In 1969, he joined Citizens & Southern National Bank in Atlanta as a management trainee. He became head of the public relations department in 1973. There, he built a relationship with Mayor of Atlanta Maynard Jackson.

He managed the 1977 inauguration of President Jimmy Carter and headed the team reorganizing the White House and Executive Office of the President, also under President Carter.

Starting in 1982, Frazier became first chairman of Georgia Public Broadcasting and helped merge two public television stations into one state agency.

In early 1991, he was running a $10 billion portfolio of loans for First National Bank of Chicago. He took a 50% pay cut, to a $300,000 salary to join the Atlanta Committee for the Olympic Games.

Frazier was the chief operating officer for the Atlanta Committee for the 1996 Summer Olympics.

After the 1996 Summer Olympics, Frazier became President and CEO of Invesco.
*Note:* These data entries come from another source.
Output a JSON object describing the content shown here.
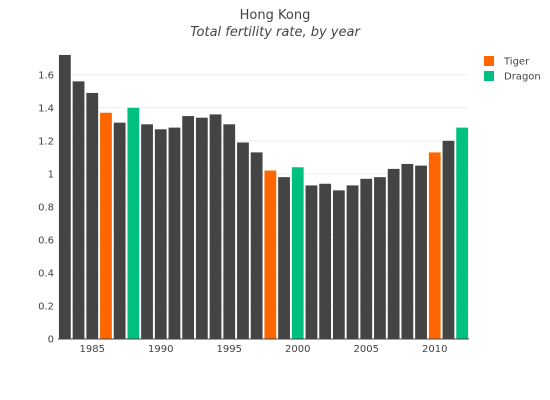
{
  "chart_data": {
    "type": "bar",
    "title": "Hong Kong",
    "subtitle": "Total fertility rate, by year",
    "xlabel": "",
    "ylabel": "",
    "grid": true,
    "legend_position": "top-right",
    "ylim": [
      0,
      1.75
    ],
    "xlim": [
      1982.5,
      2012.5
    ],
    "yticks": [
      0,
      0.2,
      0.4,
      0.6,
      0.8,
      1,
      1.2,
      1.4,
      1.6
    ],
    "ytick_labels": [
      "0",
      "0.2",
      "0.4",
      "0.6",
      "0.8",
      "1",
      "1.2",
      "1.4",
      "1.6"
    ],
    "xticks": [
      1985,
      1990,
      1995,
      2000,
      2005,
      2010
    ],
    "xtick_labels": [
      "1985",
      "1990",
      "1995",
      "2000",
      "2005",
      "2010"
    ],
    "colors": {
      "default": "#444444",
      "Tiger": "#ff6600",
      "Dragon": "#00c07f"
    },
    "legend": [
      {
        "name": "Tiger",
        "color": "#ff6600"
      },
      {
        "name": "Dragon",
        "color": "#00c07f"
      }
    ],
    "bars": [
      {
        "year": 1983,
        "value": 1.72,
        "group": "default"
      },
      {
        "year": 1984,
        "value": 1.56,
        "group": "default"
      },
      {
        "year": 1985,
        "value": 1.49,
        "group": "default"
      },
      {
        "year": 1986,
        "value": 1.37,
        "group": "Tiger"
      },
      {
        "year": 1987,
        "value": 1.31,
        "group": "default"
      },
      {
        "year": 1988,
        "value": 1.4,
        "group": "Dragon"
      },
      {
        "year": 1989,
        "value": 1.3,
        "group": "default"
      },
      {
        "year": 1990,
        "value": 1.27,
        "group": "default"
      },
      {
        "year": 1991,
        "value": 1.28,
        "group": "default"
      },
      {
        "year": 1992,
        "value": 1.35,
        "group": "default"
      },
      {
        "year": 1993,
        "value": 1.34,
        "group": "default"
      },
      {
        "year": 1994,
        "value": 1.36,
        "group": "default"
      },
      {
        "year": 1995,
        "value": 1.3,
        "group": "default"
      },
      {
        "year": 1996,
        "value": 1.19,
        "group": "default"
      },
      {
        "year": 1997,
        "value": 1.13,
        "group": "default"
      },
      {
        "year": 1998,
        "value": 1.02,
        "group": "Tiger"
      },
      {
        "year": 1999,
        "value": 0.98,
        "group": "default"
      },
      {
        "year": 2000,
        "value": 1.04,
        "group": "Dragon"
      },
      {
        "year": 2001,
        "value": 0.93,
        "group": "default"
      },
      {
        "year": 2002,
        "value": 0.94,
        "group": "default"
      },
      {
        "year": 2003,
        "value": 0.9,
        "group": "default"
      },
      {
        "year": 2004,
        "value": 0.93,
        "group": "default"
      },
      {
        "year": 2005,
        "value": 0.97,
        "group": "default"
      },
      {
        "year": 2006,
        "value": 0.98,
        "group": "default"
      },
      {
        "year": 2007,
        "value": 1.03,
        "group": "default"
      },
      {
        "year": 2008,
        "value": 1.06,
        "group": "default"
      },
      {
        "year": 2009,
        "value": 1.05,
        "group": "default"
      },
      {
        "year": 2010,
        "value": 1.13,
        "group": "Tiger"
      },
      {
        "year": 2011,
        "value": 1.2,
        "group": "default"
      },
      {
        "year": 2012,
        "value": 1.28,
        "group": "Dragon"
      }
    ]
  }
}
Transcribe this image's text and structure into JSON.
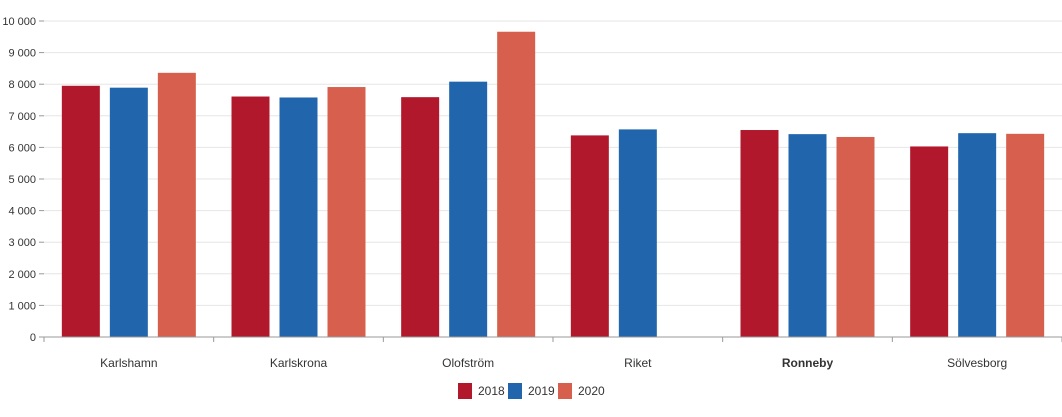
{
  "chart_data": {
    "type": "bar",
    "title": "",
    "xlabel": "",
    "ylabel": "",
    "categories": [
      "Karlshamn",
      "Karlskrona",
      "Olofström",
      "Riket",
      "Ronneby",
      "Sölvesborg"
    ],
    "highlighted_category": "Ronneby",
    "series": [
      {
        "name": "2018",
        "color": "#b2182b",
        "values": [
          7950,
          7610,
          7590,
          6380,
          6550,
          6030
        ]
      },
      {
        "name": "2019",
        "color": "#2166ac",
        "values": [
          7890,
          7580,
          8080,
          6570,
          6420,
          6450
        ]
      },
      {
        "name": "2020",
        "color": "#d6604d",
        "values": [
          8360,
          7910,
          9660,
          null,
          6330,
          6430
        ]
      }
    ],
    "ylim": [
      0,
      10000
    ],
    "y_ticks": [
      0,
      1000,
      2000,
      3000,
      4000,
      5000,
      6000,
      7000,
      8000,
      9000,
      10000
    ],
    "y_tick_labels": [
      "0",
      "1 000",
      "2 000",
      "3 000",
      "4 000",
      "5 000",
      "6 000",
      "7 000",
      "8 000",
      "9 000",
      "10 000"
    ],
    "grid": true,
    "legend_position": "bottom-center"
  }
}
In 2001 and 2002, Frazier was the Chairman and CEO of the Chicago Stock Exchange.

In January 2005, he joined Balch & Bingham.

Frazier was the owner and chairman of WolfCreek Broadcasting, a radio broadcasting company in North Georgia.

In 2009, he became a co-founder of BOTH USA, LLC, which provided back office services.

He served until his death on the board of directors of the Alliance Theatre in Atlanta.

He was nominated to the board of directors of the Tennessee Valley Authority by President Donald Trump and sworn into office on January 9, 2018.

Frazier died at his home in Mineral Bluff, Georgia, on September 23, 2024, at the age of 80.